Meanwhile, notorious criminal Raymond Reddington (James Spader) waltzes into FBI headquarters, announces himself and casually allows himself to get arrested. While his involvement in the criminal underbelly is vague, we are allowed to know that he's way too badass for the commercialized most wanted list. We also learn, quite quickly, that he has connections to terrorists and organized crime syndicates around the world; and he's willing to talk, as long as Elizabeth is his point of contact.
This allows for some rather on-the-nose character assessments when the FBI asks Keen what it is about her that might attract Reddington to her—she's an overly determined hard ass with daddy issues care of an absent father—but the obvious conclusion is never addressed (could he be her father?). Instead, the plot takes a very convenient route, with the FBI reluctantly stepping aside—mostly—to allow a fresh-faced staffer in her mid-20s to handle a criminal with an elaborate list of demands for cooperation.

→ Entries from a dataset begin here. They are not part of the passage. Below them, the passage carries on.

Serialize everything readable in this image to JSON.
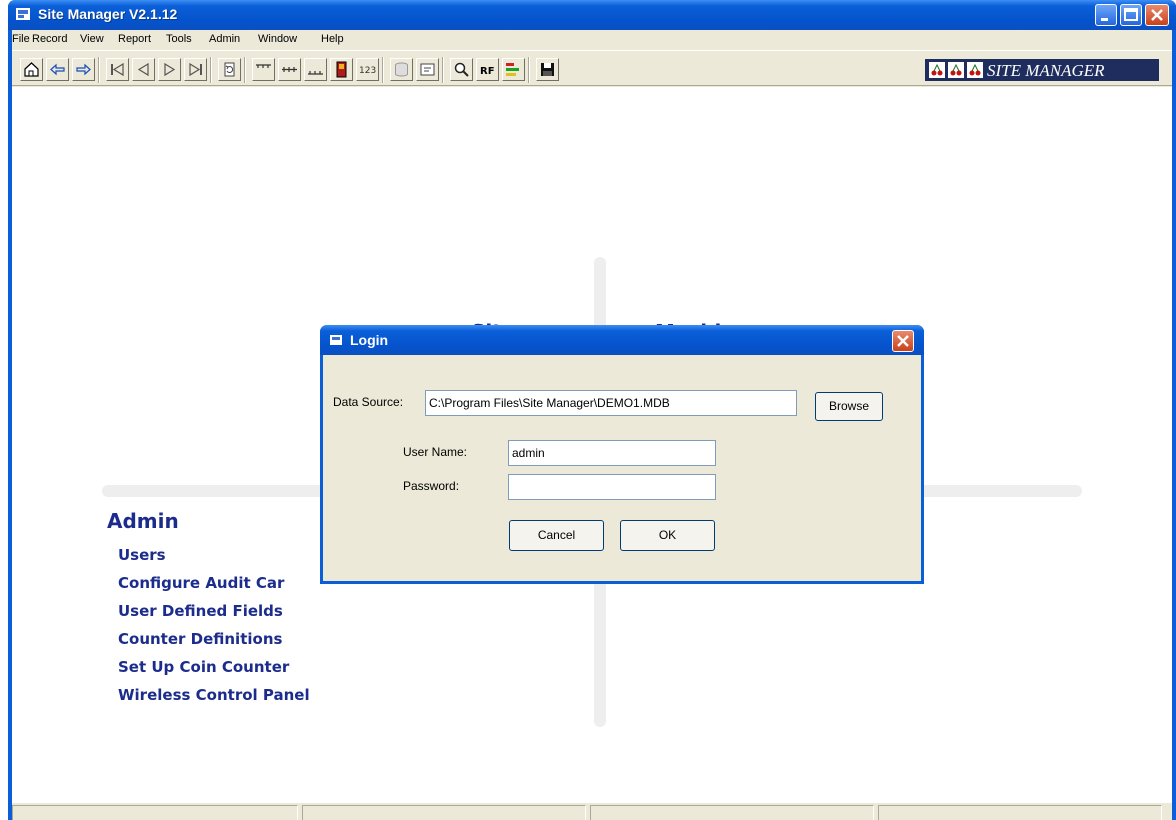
{
  "window": {
    "title": "Site Manager  V2.1.12"
  },
  "menu": [
    {
      "label": "File"
    },
    {
      "label": "Record"
    },
    {
      "label": "View"
    },
    {
      "label": "Report"
    },
    {
      "label": "Tools"
    },
    {
      "label": "Admin"
    },
    {
      "label": "Window"
    },
    {
      "label": "Help"
    }
  ],
  "toolbar": {
    "rf_label": "RF",
    "count_label": "123",
    "brand_text": "SITE MANAGER"
  },
  "background": {
    "sites_label": "Sites",
    "machines_label": "Machines",
    "admin_heading": "Admin",
    "admin_links": [
      "Users",
      "Configure Audit Car",
      "User Defined Fields",
      "Counter Definitions",
      "Set Up Coin Counter",
      "Wireless Control Panel"
    ]
  },
  "login": {
    "title": "Login",
    "data_source_label": "Data Source:",
    "data_source_value": "C:\\Program Files\\Site Manager\\DEMO1.MDB",
    "browse_label": "Browse",
    "username_label": "User Name:",
    "username_value": "admin",
    "password_label": "Password:",
    "password_value": "",
    "cancel_label": "Cancel",
    "ok_label": "OK"
  },
  "colors": {
    "titlebar": "#0a5fd8",
    "link": "#1b2c8c",
    "brand_bg": "#1f2d5e"
  }
}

Their relationship has Clarice Starling and Hannibal Lecter dynamic, with him giving her puzzle pieces rather than straight answers to find a child kidnapped in a rather elaborate and well-orchestrated road closure car heist. More obvious twists arise that lead back to the Silence of the Lambs meets Alias template, leaving the entire pilot to feel very much like a setup for a very predictable, almost procedural, series where the omnipotent disposition of our antagonist helps the writers in a deus ex machina capacity, having him know everything that will happen before it does.
Still, the production value and performances are top notch and there's a sense of anarchy and darkness amidst the manufactured, clichéd plot points that suggests it could take twists as drastic as Alias did, which at least makes for entertaining populist television. If they choose to take that route, after the relationship between Reddington and Keen is established and exploited for all of its parental trust histrionics, The Blacklist could become the sort of weekly staple that people look forward to.
Of course, this less procedural angle would create an inherent issue, by creating an engrained, somewhat complex plot that demands weekly involvement. It solidifies a core audience—and a more intelligent one—but might alienate those that come to the table later.
There's also an overall lack of subtext or cultural awareness that leaves this series lingering within a void of marketing creation rather than inspired storytelling. It's possible the writers will contextualize the storyline throughout the first season, but as it stands, this is pure surface narrative.
The Blacklist premieres on Monday, September 23rd, 2013 at 10pm on Global TV. (Sony)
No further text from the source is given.